Valerian et la Cité des Mille Planètes
Desplat Pays
Audacieux mais loupé, le dernier-né de Luc Besson ne manquait pourtant pas d’arguments. Tourné en grande partie dans la Cinecittà de Saint-Denis, « le film le plus cher du cinéma français » ambitionnait de relancer l’industrie locale, porté par la farouche volonté de son réalisateur. De ce point de vue, pari réussi puisque la bataille a permis, outre l’assouplissement et la généralisation du crédit d’impôt, l’enregistrement de la bande originale au studio 104 de la maison de la Radio, suite à d’âpres négociations.
Une centaine de musiciens de l’Orchestre National, quarante choristes, voilà une éternité que la France n’avait pas accueilli un enregistrement de cette taille pour une musique de film. Concurrencé par le faible coût des orchestres de l’Est et la réputation de ceux de Londres, LSO en tête, Paris a, ces dernières années, délaissé la production à grande échelle, la fermeture du mythique studio Davout en étant le plus frais témoignage. Difficile de prédire si Valerian ouvrira une brèche dans la rigide institution de Radio France mais pour Alexandre Desplat, c’est une première réussie.
Fraîcheur et variété
Hors contexte, la musique de Valerian était déjà, en soi, une curiosité, le compositeur succédant, à la surprise générale, au fidèle Eric Serra, la nouvelle tombant quelques jours seulement après l’annonce de son retrait de Rogue One. Dans cette spatiale partition, preuve est faite que Desplat a toute sa place parmi la liste des héritiers à la couronne. Celle de Williams donc (ce n’est d’ailleurs pas un hasard si l’on retrouve à l’orchestration l’unique Conrad Pope). Valerian in Trouble, Bus Attack, Spaceship Chase, Fishing for Butterflies, il y a assurément quelque chose du grand space opera de notre enfance, avec ces cors pétaradants et une écriture aussi virevoltante que maitrisée, nous amenant d’un marché virtuel à une course poursuite au cœur d’Alpha, gargantuesque station-planète.
La réussite du score ne réside pas seulement ici. C’est surtout dans la fraicheur et la variété que le musicien remporte la mise, s’engouffrant avec plaisir dans l’univers foisonnant de Christin et Mézière.

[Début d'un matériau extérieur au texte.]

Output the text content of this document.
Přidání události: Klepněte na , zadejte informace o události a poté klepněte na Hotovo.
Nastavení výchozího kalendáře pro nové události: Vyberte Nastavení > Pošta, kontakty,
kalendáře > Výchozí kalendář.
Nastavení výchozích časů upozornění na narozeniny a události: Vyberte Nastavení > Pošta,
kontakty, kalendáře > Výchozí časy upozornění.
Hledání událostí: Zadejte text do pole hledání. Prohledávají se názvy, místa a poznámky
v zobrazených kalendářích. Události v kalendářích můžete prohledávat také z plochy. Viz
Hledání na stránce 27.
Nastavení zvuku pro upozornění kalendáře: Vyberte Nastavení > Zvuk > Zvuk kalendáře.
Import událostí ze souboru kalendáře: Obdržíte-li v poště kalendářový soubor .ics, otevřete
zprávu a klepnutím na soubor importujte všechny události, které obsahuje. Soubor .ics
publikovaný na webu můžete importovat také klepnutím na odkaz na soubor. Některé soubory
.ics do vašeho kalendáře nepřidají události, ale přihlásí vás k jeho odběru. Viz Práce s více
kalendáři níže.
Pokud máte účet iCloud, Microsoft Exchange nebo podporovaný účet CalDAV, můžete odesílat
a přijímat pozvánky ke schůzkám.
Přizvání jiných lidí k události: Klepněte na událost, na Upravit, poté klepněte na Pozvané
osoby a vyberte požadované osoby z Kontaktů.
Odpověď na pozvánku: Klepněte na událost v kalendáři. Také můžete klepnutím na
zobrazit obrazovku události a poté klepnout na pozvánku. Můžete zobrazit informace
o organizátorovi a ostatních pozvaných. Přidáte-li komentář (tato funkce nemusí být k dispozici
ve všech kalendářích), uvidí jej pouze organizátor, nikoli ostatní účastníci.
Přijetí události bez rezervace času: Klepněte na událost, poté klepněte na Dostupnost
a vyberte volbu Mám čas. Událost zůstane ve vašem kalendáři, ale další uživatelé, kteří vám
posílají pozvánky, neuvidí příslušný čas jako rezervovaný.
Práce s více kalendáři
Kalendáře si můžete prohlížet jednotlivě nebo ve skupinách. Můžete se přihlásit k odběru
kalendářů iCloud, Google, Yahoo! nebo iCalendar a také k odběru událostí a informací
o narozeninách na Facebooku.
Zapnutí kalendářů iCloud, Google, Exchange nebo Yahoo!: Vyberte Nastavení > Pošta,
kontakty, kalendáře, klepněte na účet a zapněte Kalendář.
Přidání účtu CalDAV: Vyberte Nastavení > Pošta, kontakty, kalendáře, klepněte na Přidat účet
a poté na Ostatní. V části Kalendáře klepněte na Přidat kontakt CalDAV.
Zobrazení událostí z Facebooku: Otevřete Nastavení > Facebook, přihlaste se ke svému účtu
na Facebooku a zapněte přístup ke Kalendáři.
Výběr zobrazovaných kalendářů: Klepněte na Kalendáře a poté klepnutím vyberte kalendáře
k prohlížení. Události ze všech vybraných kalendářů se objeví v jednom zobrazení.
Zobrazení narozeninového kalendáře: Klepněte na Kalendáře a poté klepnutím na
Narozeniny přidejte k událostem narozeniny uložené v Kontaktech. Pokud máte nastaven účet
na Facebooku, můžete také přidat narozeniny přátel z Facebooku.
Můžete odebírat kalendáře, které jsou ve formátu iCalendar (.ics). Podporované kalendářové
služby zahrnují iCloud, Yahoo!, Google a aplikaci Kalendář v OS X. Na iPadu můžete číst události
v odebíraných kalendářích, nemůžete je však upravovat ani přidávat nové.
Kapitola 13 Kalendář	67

S’il ne peut sauver, à lui seul, les lourdeurs de nombreuses séquences, il les accompagne avec talent (Pearls on Mul, le souper du roi) et les sublime même parfois, incorporant une touche originale d’électronique. C’est d’ailleurs le cas sur deux des meilleures pistes, Medusa et Pearl’s Power. L’effet Serra, sans aucun doute.
Cela ne l’empêche pas d’affirmer son style, intimiste (la très jolie ouverture de Big Market) ou plus expansif comme c’est le cas sur l’excellent The City of 1000 Planets, cousin évident d’Obliviate, l’ouverture d’Harry Potter et les reliques de la mort. Innovante et intelligente, la bande originale de Valerian méritait un bien meilleur film pour s’épanouir totalement, mais aussi une bien meilleure édition numérique (optez pour le digipack), étrangement bordélique et donc insupportable à l’écoute. Une manière pour Besson de relancer aussi l’industrie du disque…
Valerian et la cité des 1000 planètes, bande originale d’Alexandre Desplat, à retrouver en physique (oubliez le numérique!) chez Idol.